Allan Domb: Upzone City-Owned Properties Before, Not After, Sales


(Councilmember Allan Domb)

Councilman Allan Domb is a real estate pro, but ever since he was elected to City Council in 2015, he's tended to avoid playing to type and really owning the real estate and zoning issue set. 

Domb has a few big goals he wants to accomplish on Council that are unrelated to real estate, and he has admirably been very disciplined about not being distracted from them. It's also a little frustrating for those of us in the zoning nerd community, since Domb clearly knows way more about land use and zoning than anyone else on City Council, and is well-positioned to play the resident expert and check some of the dumber ideas that Council is constantly producing in this space.

So it was encouraging to see Domb start to wade into this territory last week, with a novel idea to stop losing a bunch of money on city land sales.

Domb explained to WHYY's Tom MacDonald that when the City sells a property, and then rezones it after-the-fact, we're leaving money on the table. 

"I just think on any parcel of property the city is going to sell, we should figure out the highest and best use — whether it's by an architect or any other form — and rezone it," he said. "That would keep "people from buying it from us super cheap, to upzone it and make all the money."

The increase in sales prices could be substantial, he said.

"Could be anywhere from 20 to 50 percent, depending on the upzoning," he said. "If you have zoning that allows for four stories, and we can get it upzoned to 20 stories, it's a different ballgame."

Back in 2014 when City Council was trying to sell shuttered school buildings expressly for the purpose of getting some more money, there was a lot of back-and-forth debate between the Nutter administration and Council President Darrell Clarke over just how much money selling the school buildings would bring in. Clarke said it would be $200 million, while the Nutter people said it would be about half that in the most optimistic scenario.
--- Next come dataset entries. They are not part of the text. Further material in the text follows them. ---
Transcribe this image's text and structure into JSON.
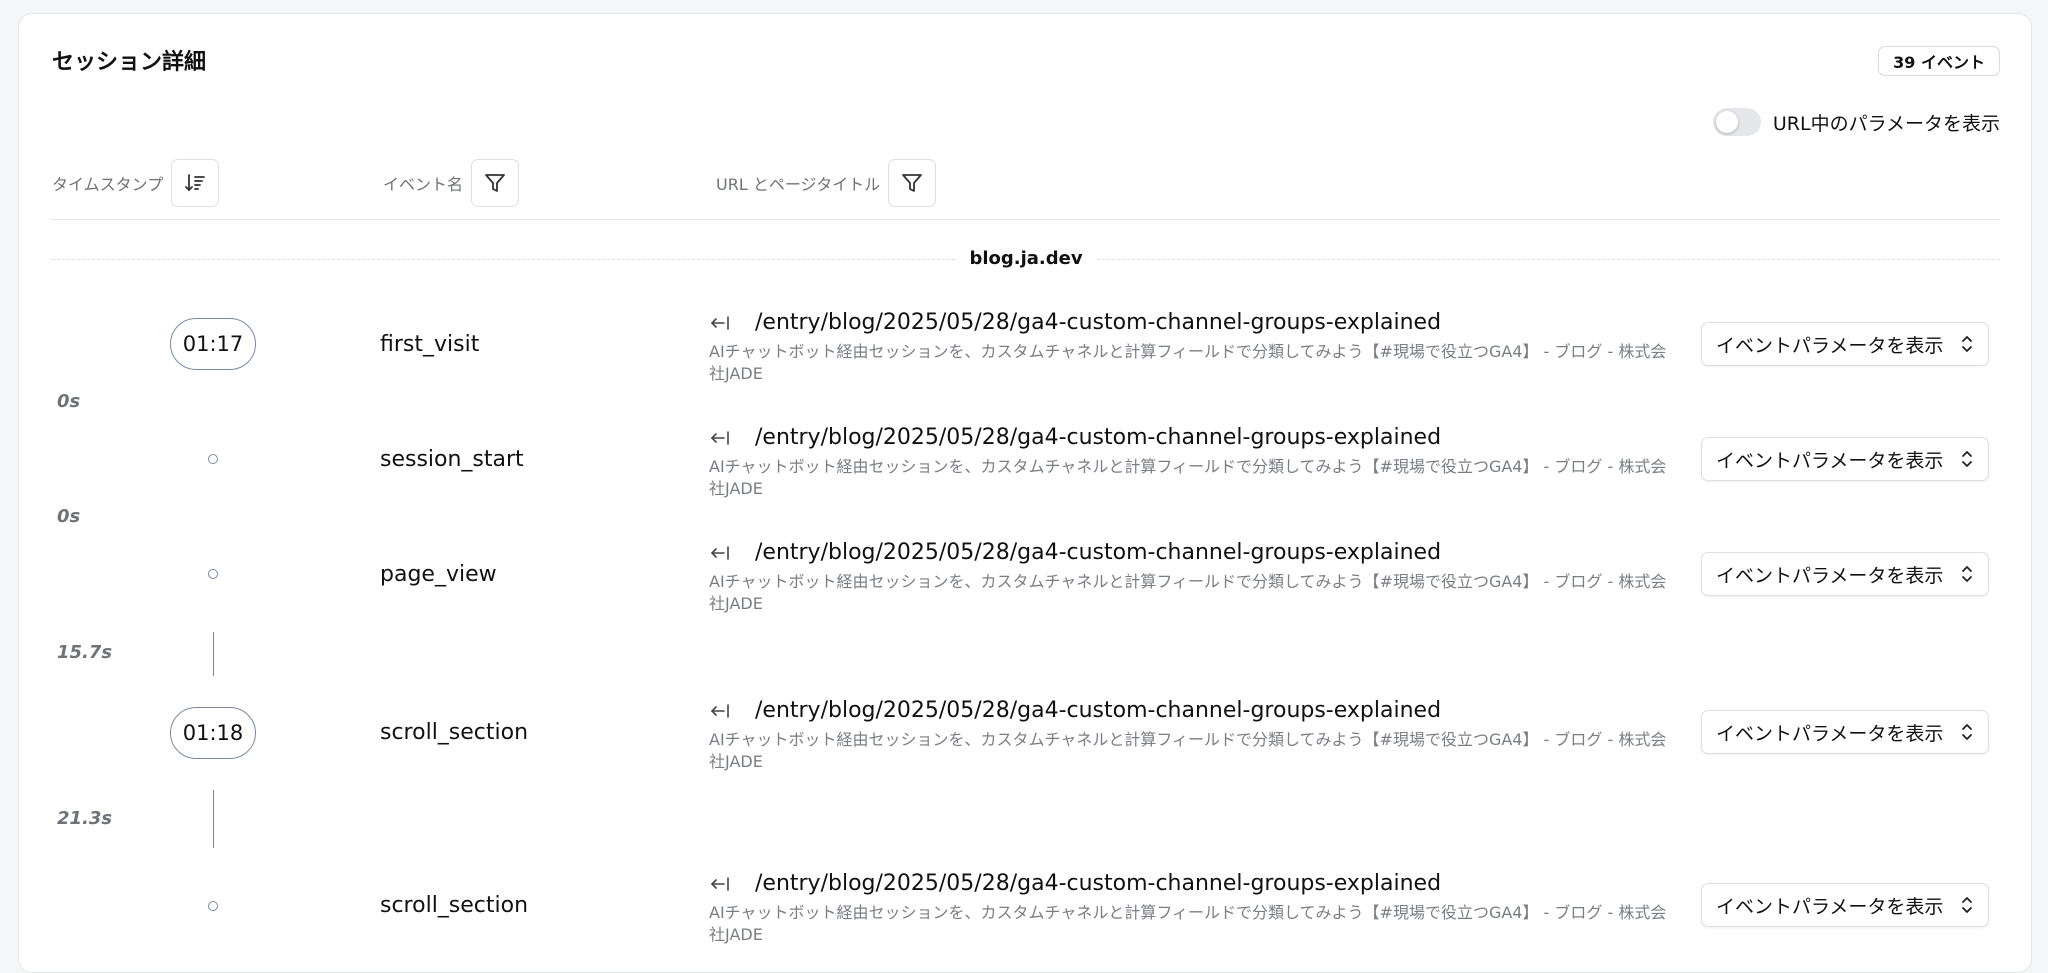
{
  "header": {
    "title": "セッション詳細",
    "event_count": "39 イベント",
    "param_toggle_label": "URL中のパラメータを表示",
    "param_toggle_on": false
  },
  "columns": {
    "timestamp": "タイムスタンプ",
    "event_name": "イベント名",
    "url_title": "URL とページタイトル"
  },
  "domain": "blog.ja.dev",
  "timeline": {
    "times": [
      "01:17",
      "01:18"
    ],
    "durations": [
      "0s",
      "0s",
      "15.7s",
      "21.3s"
    ]
  },
  "events": [
    {
      "name": "first_visit",
      "url": "/entry/blog/2025/05/28/ga4-custom-channel-groups-explained",
      "page_title_line1": "AIチャットボット経由セッションを、カスタムチャネルと計算フィールドで分類してみよう【#現場で役立つGA4】 - ブログ - 株式会",
      "page_title_line2": "社JADE",
      "param_select": "イベントパラメータを表示"
    },
    {
      "name": "session_start",
      "url": "/entry/blog/2025/05/28/ga4-custom-channel-groups-explained",
      "page_title_line1": "AIチャットボット経由セッションを、カスタムチャネルと計算フィールドで分類してみよう【#現場で役立つGA4】 - ブログ - 株式会",
      "page_title_line2": "社JADE",
      "param_select": "イベントパラメータを表示"
    },
    {
      "name": "page_view",
      "url": "/entry/blog/2025/05/28/ga4-custom-channel-groups-explained",
      "page_title_line1": "AIチャットボット経由セッションを、カスタムチャネルと計算フィールドで分類してみよう【#現場で役立つGA4】 - ブログ - 株式会",
      "page_title_line2": "社JADE",
      "param_select": "イベントパラメータを表示"
    },
    {
      "name": "scroll_section",
      "url": "/entry/blog/2025/05/28/ga4-custom-channel-groups-explained",
      "page_title_line1": "AIチャットボット経由セッションを、カスタムチャネルと計算フィールドで分類してみよう【#現場で役立つGA4】 - ブログ - 株式会",
      "page_title_line2": "社JADE",
      "param_select": "イベントパラメータを表示"
    },
    {
      "name": "scroll_section",
      "url": "/entry/blog/2025/05/28/ga4-custom-channel-groups-explained",
      "page_title_line1": "AIチャットボット経由セッションを、カスタムチャネルと計算フィールドで分類してみよう【#現場で役立つGA4】 - ブログ - 株式会",
      "page_title_line2": "社JADE",
      "param_select": "イベントパラメータを表示"
    }
  ]
}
We'd like to see an update on who turned out to be more right, but this is all worth remembering because one thing nobody with any power ever suggested during this whole saga was the option to increase the value of these sites by upzoning them prior to sale.

When the City assigns a zoning category to a property, they either add or subtract development rights from that property. Those development rights have a monetary value. Council had an opportunity to directly add more value to the properties, but instead they tried to have it both ways.

Officially, Council wanted to maximize the amount of money they would get from these building sales. But they also wanted to maximize neighbor input (or more cynically, their own influence) over what the buildings would become after the sales. The second consideration seems to have won out in almost every case. The buildings were sold, then rezoned after sale, with the buyer pocketing the windfall from rezoning instead of the taxpayers.

This isn't a silver bullet for Philly's fiscal woes, but that's just the point: nothing is a silver bullet. Returning the city to fiscal health involves prioritizing the city budget first in thousands of small-picture scenarios where the stakes don't seem very high. Councilmembers consistently fail to consider the impact of their zoning and land use choices on the property tax base, and it adds up to a lot of money left on the table.